China eyes freer financial markets to boost yuan role
China, the world's second-largest economy, is looking to increase investment and competition in its financial and banking sectors.
On Tuesday, it almost tripled the amount that international fund managers can invest in China to $80bn (£50bn).
At the same time, Premier Wen Jiabao told China National Radio that the monopoly of state-owned banks needed to be broken.
The shift may boost growth and create a more international Chinese currency.
Analysts have long said that opening up its financial markets was key to Beijing's efforts of pushing the yuan as an alternative to the US dollar as a global reserve currency.
The Qualified Foreign Institutional Investor (QFII) scheme is one of the main channels used by foreign firms to invest in Chinese financial markets.
The China Securities Regulatory Commission said raising the quota of the scheme was a step towards opening up the sector.
"The QFII programme enhances our experience of monitoring and regulating cross-board investment and capital flows," it said in a statement.
"It is a positive experiment to further open up the market and achieve the yuan convertibility under the capital account."'Far too easily'
In separate comments, Wen Jiabao hinted at allowing private investment in the country's banking sector.
The sector is dominated by the four big state-owned banks, including Industrial and Commercial Bank of China and Agricultural bank of China.
Mr Wen said that their monopoly was hurting businesses in the country, as they had few options to raise capital.
"Frankly, our banks make profits far too easily. Why? Because a small number of major banks occupy a monopoly position, meaning one can only go to them for loans and capital," he was quoted as saying by China National Radio.
"That's why right now, as we're dealing with the issue of getting private capital into the finance sector, essentially, that means we have to break up their monopoly."
The lack of easy availability of capital has often been cited as threat to growth of small and medium-sized businesses in China.
There have been fears that some of these businesses, seen as key to China's growth, may turn to unofficial sectors for capital, increasing their borrowing costs substantially.
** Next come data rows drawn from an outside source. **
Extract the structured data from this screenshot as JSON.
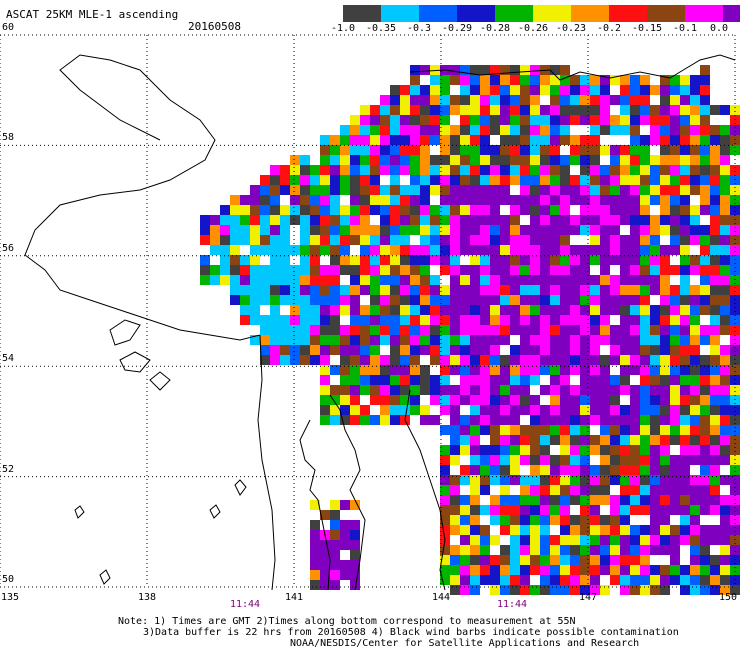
{
  "title": "ASCAT 25KM MLE-1 ascending",
  "date": "20160508",
  "colorbar": {
    "colors": [
      "#404040",
      "#00c8ff",
      "#0060ff",
      "#1414c8",
      "#00b400",
      "#f0f000",
      "#ff9000",
      "#ff1010",
      "#8b4513",
      "#ff00ff",
      "#8000c0"
    ],
    "labels": [
      "-1.0",
      "-0.35",
      "-0.3",
      "-0.29",
      "-0.28",
      "-0.26",
      "-0.23",
      "-0.2",
      "-0.15",
      "-0.1",
      "0.0"
    ]
  },
  "lat_labels": [
    "60",
    "58",
    "56",
    "54",
    "52",
    "50"
  ],
  "lon_labels": [
    "135",
    "138",
    "141",
    "144",
    "147",
    "150"
  ],
  "times": [
    "11:44",
    "11:44"
  ],
  "notes": [
    "Note: 1) Times are GMT 2)Times along bottom correspond to measurement at 55N",
    "3)Data buffer is 22 hrs from 20160508 4) Black wind barbs indicate possible contamination",
    "NOAA/NESDIS/Center for Satellite Applications and Research"
  ]
}
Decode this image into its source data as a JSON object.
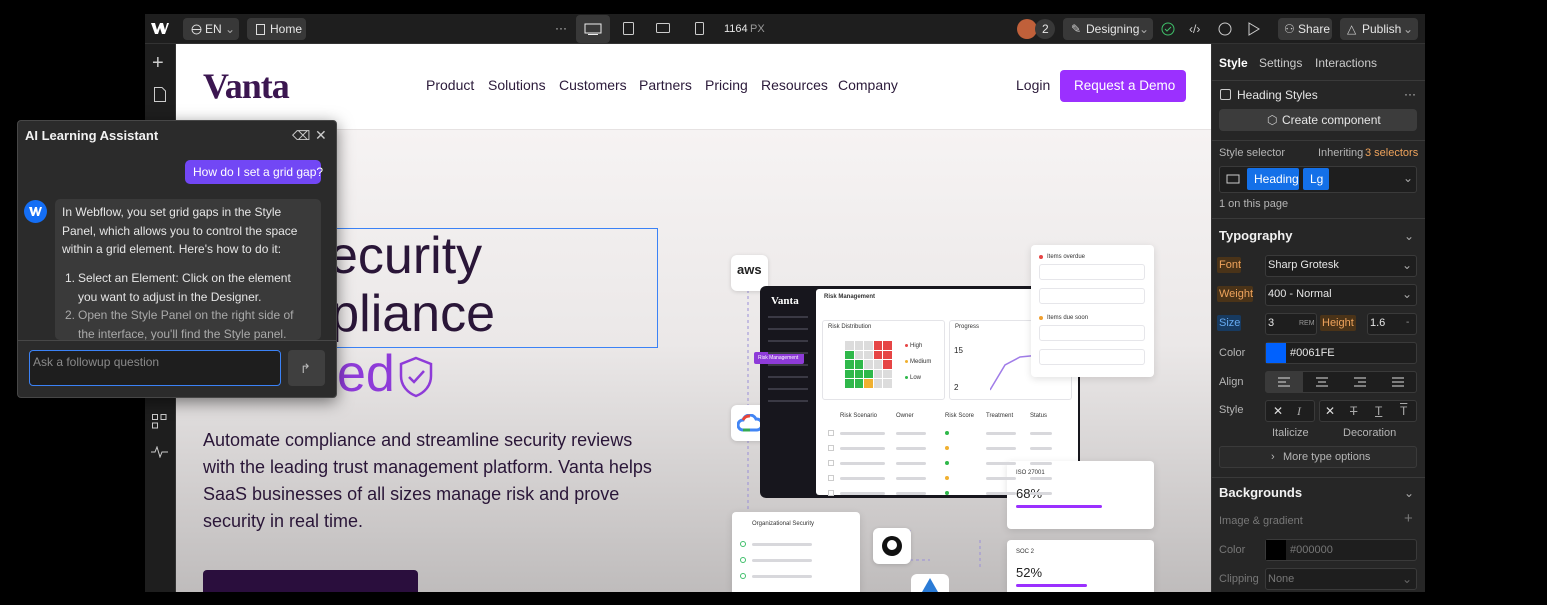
{
  "topbar": {
    "language": "EN",
    "page": "Home",
    "width": "1164",
    "unit": "PX",
    "collaborators": "2",
    "mode": "Designing",
    "share": "Share",
    "publish": "Publish"
  },
  "site": {
    "logo": "Vanta",
    "nav": [
      "Product",
      "Solutions",
      "Customers",
      "Partners",
      "Pricing",
      "Resources",
      "Company"
    ],
    "login": "Login",
    "cta": "Request a Demo",
    "hero": [
      "security",
      "ompliance",
      "ed"
    ],
    "description": "Automate compliance and streamline security reviews with the leading trust management platform. Vanta helps SaaS businesses of all sizes manage risk and prove security in real time."
  },
  "illustration": {
    "aws": "aws",
    "brand": "Vanta",
    "section": "Risk Management",
    "risk_distribution": "Risk Distribution",
    "progress": "Progress",
    "levels": [
      "High",
      "Medium",
      "Low"
    ],
    "progress_values": [
      "15",
      "2"
    ],
    "tag": "Risk Management",
    "columns": [
      "Risk Scenario",
      "Owner",
      "Risk Score",
      "Treatment",
      "Status"
    ],
    "overdue": "Items overdue",
    "due_soon": "Items due soon",
    "iso": "ISO 27001",
    "iso_value": "68%",
    "soc": "SOC 2",
    "soc_value": "52%",
    "org": "Organizational Security"
  },
  "assistant": {
    "title": "AI Learning Assistant",
    "question": "How do I set a grid gap?",
    "answer": "In Webflow, you set grid gaps in the Style Panel, which allows you to control the space within a grid element. Here's how to do it:",
    "steps": [
      "Select an Element: Click on the element you want to adjust in the Designer.",
      "Open the Style Panel on the right side of the interface, you'll find the Style panel."
    ],
    "placeholder": "Ask a followup question"
  },
  "style_panel": {
    "tabs": [
      "Style",
      "Settings",
      "Interactions"
    ],
    "heading_styles": "Heading Styles",
    "create_component": "Create component",
    "style_selector": "Style selector",
    "inheriting": "Inheriting",
    "selectors": "3 selectors",
    "chips": [
      "Heading",
      "Lg"
    ],
    "on_page": "1 on this page",
    "typography": "Typography",
    "font_label": "Font",
    "font": "Sharp Grotesk",
    "weight_label": "Weight",
    "weight": "400 - Normal",
    "size_label": "Size",
    "size": "3",
    "size_unit": "REM",
    "height_label": "Height",
    "height": "1.6",
    "height_unit": "-",
    "color_label": "Color",
    "color": "#0061FE",
    "align_label": "Align",
    "style_label": "Style",
    "italicize": "Italicize",
    "decoration": "Decoration",
    "more": "More type options",
    "backgrounds": "Backgrounds",
    "image_gradient": "Image & gradient",
    "bg_color_label": "Color",
    "bg_color": "#000000",
    "clipping_label": "Clipping",
    "clipping": "None"
  }
}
However, other sources cast doubt on the possibility of a policy shift.
"Wen has one year left [in his term]," said an unnamed Chinese state banker quoted by the Reuters news agency.
"This is a task for the next generation of leaders. It cannot be accomplished within one year."'Provide stability'
The change in the QFII programme comes amid volatility in the Chinese stock markets.
The Shanghai Stock Exchange Composite Index fell more than 20% last year. It has since seen a small revival, gaining almost 3% so far this year.
"The longer-term issue is about the structural health of China's stock markets," Stephen Joske of Australia Super, an institutional investor, told the BBC.
"The hope is that allowing more foreign institutional investors, who are likely to have a more longer-term approach, will provide stability to the markets."